The FBI warned Tuesday that the Silent Ransom Group (SRG), a Russia-linked extortion gang that emerged from the Conti ransomware syndicate in 2022, is dispatching operatives into U.S. law firm offices to insert USB drives and steal client data.
The FBI’s Internet Crime Complaint Center (IC3) issued the flash alert on May 27, 2026, one year after its previous advisory on the group.
SRG actors call or email employees posing as IT support, directing them to open a remote desktop session. When that fails, the group dispatches an operative to the firm and inserts an external drive into a computer.
“The threat actor tells the victim they need to image the device or create a backup file to address potential impacts from the phishing email,” the FBI stated.
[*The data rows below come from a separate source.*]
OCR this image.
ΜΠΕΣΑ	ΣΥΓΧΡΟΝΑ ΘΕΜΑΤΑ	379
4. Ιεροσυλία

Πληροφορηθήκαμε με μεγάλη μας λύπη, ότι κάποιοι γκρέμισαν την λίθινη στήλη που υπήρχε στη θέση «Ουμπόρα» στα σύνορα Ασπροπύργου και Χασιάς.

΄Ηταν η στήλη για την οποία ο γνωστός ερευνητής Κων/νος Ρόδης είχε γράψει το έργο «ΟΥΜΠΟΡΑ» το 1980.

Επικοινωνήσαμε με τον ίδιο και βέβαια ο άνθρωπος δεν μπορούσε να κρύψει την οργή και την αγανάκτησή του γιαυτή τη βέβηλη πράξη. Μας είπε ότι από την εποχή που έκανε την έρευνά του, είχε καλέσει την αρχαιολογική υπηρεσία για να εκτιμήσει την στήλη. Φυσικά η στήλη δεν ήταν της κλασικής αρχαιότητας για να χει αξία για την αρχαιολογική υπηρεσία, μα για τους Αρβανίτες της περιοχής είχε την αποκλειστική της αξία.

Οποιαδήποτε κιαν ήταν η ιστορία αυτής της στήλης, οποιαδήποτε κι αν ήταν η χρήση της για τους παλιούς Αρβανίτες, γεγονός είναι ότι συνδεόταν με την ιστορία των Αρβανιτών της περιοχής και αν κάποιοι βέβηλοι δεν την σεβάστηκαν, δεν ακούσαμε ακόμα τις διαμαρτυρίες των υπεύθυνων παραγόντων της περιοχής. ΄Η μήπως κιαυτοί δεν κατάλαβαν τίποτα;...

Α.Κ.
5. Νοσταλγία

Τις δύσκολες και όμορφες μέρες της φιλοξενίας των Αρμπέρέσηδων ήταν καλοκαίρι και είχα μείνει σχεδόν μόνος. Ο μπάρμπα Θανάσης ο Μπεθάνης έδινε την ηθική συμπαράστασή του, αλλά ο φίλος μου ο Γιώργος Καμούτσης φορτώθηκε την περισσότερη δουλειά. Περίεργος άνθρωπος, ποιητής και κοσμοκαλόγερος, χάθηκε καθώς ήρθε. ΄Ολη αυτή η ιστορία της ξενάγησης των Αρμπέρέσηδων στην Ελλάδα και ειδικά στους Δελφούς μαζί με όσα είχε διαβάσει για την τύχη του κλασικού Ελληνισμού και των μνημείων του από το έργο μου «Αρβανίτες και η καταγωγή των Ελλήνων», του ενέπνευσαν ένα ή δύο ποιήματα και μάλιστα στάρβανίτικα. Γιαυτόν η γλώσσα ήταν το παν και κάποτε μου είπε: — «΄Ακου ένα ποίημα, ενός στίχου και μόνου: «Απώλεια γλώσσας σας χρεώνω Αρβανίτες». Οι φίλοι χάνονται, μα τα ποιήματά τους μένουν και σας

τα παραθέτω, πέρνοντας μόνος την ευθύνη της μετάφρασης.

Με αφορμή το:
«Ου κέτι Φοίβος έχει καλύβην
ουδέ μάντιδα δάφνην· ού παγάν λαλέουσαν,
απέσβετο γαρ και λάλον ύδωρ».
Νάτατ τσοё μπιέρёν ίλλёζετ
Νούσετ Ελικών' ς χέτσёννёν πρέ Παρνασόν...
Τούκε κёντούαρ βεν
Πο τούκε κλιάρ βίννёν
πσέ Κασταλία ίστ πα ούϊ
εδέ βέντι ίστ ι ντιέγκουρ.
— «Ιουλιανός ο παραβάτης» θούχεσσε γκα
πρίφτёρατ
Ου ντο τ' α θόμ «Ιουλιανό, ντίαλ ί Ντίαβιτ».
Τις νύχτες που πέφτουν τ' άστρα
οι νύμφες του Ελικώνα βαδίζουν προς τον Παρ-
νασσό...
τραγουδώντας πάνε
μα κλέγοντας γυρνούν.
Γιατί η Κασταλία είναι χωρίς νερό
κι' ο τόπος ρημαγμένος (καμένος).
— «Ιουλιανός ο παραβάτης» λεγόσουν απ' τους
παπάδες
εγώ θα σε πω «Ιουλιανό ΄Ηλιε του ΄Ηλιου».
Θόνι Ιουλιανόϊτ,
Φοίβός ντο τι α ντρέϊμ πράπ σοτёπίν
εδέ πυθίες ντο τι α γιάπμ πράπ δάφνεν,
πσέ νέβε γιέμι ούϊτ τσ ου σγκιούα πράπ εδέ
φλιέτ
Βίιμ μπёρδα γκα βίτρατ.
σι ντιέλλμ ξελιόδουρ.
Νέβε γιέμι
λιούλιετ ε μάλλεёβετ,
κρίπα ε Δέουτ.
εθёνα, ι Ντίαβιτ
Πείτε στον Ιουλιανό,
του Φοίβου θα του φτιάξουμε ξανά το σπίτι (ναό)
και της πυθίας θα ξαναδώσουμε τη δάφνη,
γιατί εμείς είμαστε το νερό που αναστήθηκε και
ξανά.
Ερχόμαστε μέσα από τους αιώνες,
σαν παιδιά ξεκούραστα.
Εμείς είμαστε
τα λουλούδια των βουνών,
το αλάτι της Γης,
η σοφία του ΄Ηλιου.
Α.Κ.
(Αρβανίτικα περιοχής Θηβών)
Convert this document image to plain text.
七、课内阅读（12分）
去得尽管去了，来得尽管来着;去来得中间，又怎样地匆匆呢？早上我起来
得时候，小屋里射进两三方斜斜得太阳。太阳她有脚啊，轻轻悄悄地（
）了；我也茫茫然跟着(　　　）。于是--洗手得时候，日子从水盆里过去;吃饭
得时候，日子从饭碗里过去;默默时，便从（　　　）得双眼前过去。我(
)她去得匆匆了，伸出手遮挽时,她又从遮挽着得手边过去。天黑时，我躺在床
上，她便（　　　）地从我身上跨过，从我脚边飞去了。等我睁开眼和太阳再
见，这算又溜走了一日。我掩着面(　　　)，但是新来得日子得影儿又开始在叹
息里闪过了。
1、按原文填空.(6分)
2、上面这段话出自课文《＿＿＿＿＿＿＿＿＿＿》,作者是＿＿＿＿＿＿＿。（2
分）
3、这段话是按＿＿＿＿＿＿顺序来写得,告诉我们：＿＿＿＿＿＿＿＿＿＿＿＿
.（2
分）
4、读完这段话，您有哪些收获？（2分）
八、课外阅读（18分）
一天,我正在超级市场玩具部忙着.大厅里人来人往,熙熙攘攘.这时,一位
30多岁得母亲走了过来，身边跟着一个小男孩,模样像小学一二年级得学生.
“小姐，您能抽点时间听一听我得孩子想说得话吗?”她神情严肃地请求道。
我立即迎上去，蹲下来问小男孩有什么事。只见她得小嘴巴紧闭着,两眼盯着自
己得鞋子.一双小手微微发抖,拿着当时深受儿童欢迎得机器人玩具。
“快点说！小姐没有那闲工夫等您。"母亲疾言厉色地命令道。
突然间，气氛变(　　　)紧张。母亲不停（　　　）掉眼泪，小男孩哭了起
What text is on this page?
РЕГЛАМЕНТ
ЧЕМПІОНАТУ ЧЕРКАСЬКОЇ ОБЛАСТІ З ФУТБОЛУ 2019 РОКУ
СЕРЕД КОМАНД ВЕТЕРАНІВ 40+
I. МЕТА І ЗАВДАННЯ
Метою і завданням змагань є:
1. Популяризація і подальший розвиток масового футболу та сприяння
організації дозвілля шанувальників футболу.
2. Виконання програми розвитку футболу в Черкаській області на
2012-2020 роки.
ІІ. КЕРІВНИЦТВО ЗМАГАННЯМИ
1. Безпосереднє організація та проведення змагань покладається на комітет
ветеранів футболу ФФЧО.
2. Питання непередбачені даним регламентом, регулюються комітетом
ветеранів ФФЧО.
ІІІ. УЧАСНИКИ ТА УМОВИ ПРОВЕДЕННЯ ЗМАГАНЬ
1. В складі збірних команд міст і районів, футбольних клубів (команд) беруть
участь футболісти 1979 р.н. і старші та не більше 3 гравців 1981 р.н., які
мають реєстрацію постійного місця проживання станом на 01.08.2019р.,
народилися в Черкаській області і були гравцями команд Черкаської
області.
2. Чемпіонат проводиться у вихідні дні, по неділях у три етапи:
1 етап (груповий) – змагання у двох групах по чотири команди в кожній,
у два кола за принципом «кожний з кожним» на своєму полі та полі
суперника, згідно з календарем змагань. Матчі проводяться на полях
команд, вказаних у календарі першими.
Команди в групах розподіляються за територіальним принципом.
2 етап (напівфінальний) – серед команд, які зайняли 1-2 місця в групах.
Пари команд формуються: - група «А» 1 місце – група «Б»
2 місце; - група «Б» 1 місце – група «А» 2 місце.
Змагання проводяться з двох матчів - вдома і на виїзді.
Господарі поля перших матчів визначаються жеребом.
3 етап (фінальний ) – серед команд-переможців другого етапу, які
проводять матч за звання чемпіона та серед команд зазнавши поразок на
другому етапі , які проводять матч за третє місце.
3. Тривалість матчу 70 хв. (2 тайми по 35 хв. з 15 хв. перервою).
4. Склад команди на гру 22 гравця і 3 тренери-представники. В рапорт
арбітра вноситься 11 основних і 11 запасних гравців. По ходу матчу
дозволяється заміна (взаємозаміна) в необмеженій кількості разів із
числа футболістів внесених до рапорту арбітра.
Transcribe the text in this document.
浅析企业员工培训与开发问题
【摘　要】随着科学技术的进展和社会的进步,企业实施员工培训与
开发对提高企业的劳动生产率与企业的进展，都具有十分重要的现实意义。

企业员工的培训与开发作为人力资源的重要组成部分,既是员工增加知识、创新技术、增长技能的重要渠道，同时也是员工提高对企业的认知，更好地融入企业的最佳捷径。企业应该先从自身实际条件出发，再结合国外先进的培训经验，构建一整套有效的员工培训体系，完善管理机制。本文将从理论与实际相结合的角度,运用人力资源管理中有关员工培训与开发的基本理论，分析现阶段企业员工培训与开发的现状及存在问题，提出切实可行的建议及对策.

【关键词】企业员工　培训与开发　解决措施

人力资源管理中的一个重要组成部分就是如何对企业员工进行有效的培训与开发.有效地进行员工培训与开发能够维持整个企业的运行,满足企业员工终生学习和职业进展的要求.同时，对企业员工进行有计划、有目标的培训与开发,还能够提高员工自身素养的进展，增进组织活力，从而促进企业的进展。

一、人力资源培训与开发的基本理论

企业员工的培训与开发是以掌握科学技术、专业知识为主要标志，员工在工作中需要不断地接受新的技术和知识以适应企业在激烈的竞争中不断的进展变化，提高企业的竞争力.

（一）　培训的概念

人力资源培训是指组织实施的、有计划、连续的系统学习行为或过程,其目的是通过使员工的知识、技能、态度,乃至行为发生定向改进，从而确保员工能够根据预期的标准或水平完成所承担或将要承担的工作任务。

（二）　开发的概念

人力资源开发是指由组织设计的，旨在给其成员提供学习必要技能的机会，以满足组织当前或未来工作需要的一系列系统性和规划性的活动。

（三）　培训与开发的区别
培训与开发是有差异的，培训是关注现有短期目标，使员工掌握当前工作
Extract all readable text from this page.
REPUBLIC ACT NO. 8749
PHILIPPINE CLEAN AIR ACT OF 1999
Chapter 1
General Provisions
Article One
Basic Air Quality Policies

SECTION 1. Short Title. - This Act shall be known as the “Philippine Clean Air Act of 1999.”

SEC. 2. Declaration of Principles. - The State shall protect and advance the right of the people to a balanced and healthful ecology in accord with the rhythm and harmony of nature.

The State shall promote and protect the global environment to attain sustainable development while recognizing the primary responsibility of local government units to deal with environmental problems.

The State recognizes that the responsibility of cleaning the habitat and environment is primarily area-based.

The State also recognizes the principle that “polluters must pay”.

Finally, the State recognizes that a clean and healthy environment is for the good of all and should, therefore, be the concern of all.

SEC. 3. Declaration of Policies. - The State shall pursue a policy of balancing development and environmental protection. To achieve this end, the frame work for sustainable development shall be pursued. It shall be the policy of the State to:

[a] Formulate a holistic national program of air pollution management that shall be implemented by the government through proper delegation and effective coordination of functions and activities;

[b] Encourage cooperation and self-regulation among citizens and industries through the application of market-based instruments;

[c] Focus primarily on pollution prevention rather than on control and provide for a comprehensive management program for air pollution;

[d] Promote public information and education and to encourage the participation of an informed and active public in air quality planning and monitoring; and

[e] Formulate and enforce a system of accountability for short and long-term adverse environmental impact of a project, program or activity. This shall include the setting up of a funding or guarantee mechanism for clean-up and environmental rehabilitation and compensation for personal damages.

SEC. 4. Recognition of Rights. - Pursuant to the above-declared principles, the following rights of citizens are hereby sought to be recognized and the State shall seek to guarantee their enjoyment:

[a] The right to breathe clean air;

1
The group uses WinSCP or Rclone to exfiltrate files, staging data on Google Drive or Microsoft OneDrive. SRG does not deploy ransomware but threatens to publish stolen files on its data leak site and contacts victims’ employees and clients to pressure payment.
Researchers told CyberScoop the group has claimed more than 100 attacks and that its hybrid tactics have “no known parallels across the vast cybercrime ecosystem.” Recent attacks left few forensic artifacts and evaded antivirus tools by using legitimate system management software.
In April 2026, Jones Day confirmed a phishing incident affecting files for 10 clients after SRG listed the firm on its data leak site and demanded $13 million, according to DataBreaches.net.
Also known as Luna Moth, Chatty Spider, and UNC3753, SRG has consistently targeted U.S. law firms since Spring 2023, which the FBI attributes to “the highly sensitive nature of legal industry data.”
The FBI advised organizations to disable external drive connections, block port 22, require phishing-resistant multifactor authentication (MFA), and verify IT support credentials.